The first thing I did was find a waist-level finder. Luckily, I found one after visiting a few shops around Chungmuro. As I peered into the waist-level finder, it was as if I had entered another world. Words could not explain how I felt at that exact moment, but it seemed almost fantastical. Like an illusion, I was sent to an altered universe, paralleling my surrounding reality, but distant and intangible. Like a story that could not be understood by all, but only to those that have peered through it's mysterious glass.
Or something like that.
I never thought it would take me this long to expose 16 frames. But as they say, "slow and steady wins the race."
Thanks Keny for letting me borrow the camera! (You can check out his work here: http://haserad.com/)
Camera: Mamiya 645
Roll: Kodak Portra 400
If you've ever roamed around Chungmuro, this should be a familiar face. He actually had/has an M3 that the man himself, Henri Cartier-Bresson used back in the day. I actually contemplated selling my M6 that day. I'm glad that I didn't. Too bad this portrait came out of focus.
Some random tourists asking for directions. I hope it doesn't take me too long to get adjusted to the 645 framing.
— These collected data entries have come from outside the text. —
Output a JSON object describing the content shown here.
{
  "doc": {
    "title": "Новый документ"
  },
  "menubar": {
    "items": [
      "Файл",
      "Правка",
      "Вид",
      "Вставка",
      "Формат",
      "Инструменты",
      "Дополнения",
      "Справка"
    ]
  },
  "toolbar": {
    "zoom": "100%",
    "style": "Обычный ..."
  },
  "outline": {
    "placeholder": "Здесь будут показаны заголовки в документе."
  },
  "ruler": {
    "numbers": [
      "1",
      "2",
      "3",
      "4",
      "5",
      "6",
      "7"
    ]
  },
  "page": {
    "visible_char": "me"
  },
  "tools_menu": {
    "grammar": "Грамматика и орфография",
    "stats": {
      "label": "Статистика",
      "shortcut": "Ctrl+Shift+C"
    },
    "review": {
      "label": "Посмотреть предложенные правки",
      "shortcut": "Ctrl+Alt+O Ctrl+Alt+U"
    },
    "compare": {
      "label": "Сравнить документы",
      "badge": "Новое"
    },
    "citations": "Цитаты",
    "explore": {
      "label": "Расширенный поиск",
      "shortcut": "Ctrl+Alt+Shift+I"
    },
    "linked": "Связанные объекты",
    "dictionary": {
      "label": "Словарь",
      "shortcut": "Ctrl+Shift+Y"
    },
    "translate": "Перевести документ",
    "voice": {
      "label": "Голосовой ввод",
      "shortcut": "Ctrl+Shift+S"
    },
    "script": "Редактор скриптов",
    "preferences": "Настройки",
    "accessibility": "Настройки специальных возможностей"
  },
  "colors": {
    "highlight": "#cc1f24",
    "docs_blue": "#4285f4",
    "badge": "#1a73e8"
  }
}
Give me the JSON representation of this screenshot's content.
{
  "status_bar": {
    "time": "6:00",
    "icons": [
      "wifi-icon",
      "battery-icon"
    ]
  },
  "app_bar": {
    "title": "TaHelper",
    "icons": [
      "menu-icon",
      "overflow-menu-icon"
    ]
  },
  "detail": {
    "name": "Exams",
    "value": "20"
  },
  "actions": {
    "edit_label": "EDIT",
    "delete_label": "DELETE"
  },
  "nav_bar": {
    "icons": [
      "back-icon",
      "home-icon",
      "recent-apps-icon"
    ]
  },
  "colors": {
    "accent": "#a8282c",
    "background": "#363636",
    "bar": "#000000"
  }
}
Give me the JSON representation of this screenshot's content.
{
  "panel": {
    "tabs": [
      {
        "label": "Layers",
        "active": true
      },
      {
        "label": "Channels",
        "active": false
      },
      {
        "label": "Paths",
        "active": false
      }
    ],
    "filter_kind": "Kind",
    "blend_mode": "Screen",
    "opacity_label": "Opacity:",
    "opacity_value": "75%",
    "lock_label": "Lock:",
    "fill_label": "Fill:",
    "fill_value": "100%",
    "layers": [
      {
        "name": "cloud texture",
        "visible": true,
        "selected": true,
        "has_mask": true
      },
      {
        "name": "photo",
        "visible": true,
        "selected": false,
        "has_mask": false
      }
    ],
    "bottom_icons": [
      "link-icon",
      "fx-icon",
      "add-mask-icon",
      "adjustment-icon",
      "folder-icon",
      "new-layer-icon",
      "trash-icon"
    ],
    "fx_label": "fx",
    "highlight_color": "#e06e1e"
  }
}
Dang, missed the focus here too! This was along the Cheonggyecheon during the Lantern Festival.
Sometimes you just have to stand in one place and wait.
This certainly looked a lot cooler in person. I wasn't sure what I was framing here, lol.
As this is a busy intersection, I had to wait a while to make sure no cars would enter the frame. I'm glad this turned out alright. Gyeongbukgung Palace.
I think I metered this frame incorrectly. Or, the lens is not as sharp as I expected at infinity. Please advise!
By far one of my favorite frames from this set. I love how the oof background isn't too wild.
I met a Hong-Kong couple as I was leaving Samcheongdong. They were kind enough to let me take their photograph. Good thing I got his email!
Then I bumped into Miyoshi at Myeongdong. She's always so fashionable.